The World Health Organization (WHO) has officially declared China free of malaria. It is the first country in the western Pacific to be declared malaria-free for more than thirty years.
In the 1940s, about 30 million malaria cases were reported annually in the country. Beginning in the 1950s, that number was reduced by a series of government initiatives. Vaccines were given in dangerous areas, mosquito breeding areas were reduced and pesticides were available in large quantities.
By the late 1990s, the annual number of epidemics had dropped to 117,000 and deaths by 95 percent. In 2020, China did not register malaria for the fourth year in a row, after which the country applied for a malaria-free status.

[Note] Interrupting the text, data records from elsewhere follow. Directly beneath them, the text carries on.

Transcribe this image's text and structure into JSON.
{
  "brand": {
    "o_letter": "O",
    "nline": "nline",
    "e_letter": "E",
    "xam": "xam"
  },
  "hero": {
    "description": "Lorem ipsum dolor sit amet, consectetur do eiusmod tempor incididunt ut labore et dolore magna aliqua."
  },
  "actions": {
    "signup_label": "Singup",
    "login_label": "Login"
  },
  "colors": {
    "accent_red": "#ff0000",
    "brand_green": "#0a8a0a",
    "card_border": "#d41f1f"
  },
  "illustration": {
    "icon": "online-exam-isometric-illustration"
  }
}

Australia won Singapore in 1981, Singapore in 1982 and Brunei in 1987. Worldwide, 40 countries and territories have been certified malaria-free by the World Health Organization. Acquired by the Netherlands in 1970. In other areas, the infection is never diagnosed or the disease goes away on its own.
Malaria is transmitted by infected Anopheles mosquitoes. The disease causes, among other things, high fever, headache and cold and is life threatening if not treated in a timely manner. According to the World Health Organization, 229 million people will be affected by malaria in 2019, resulting in an estimated 409,000 deaths. With 94 percent of malaria cases worldwide, Africa is the most affected.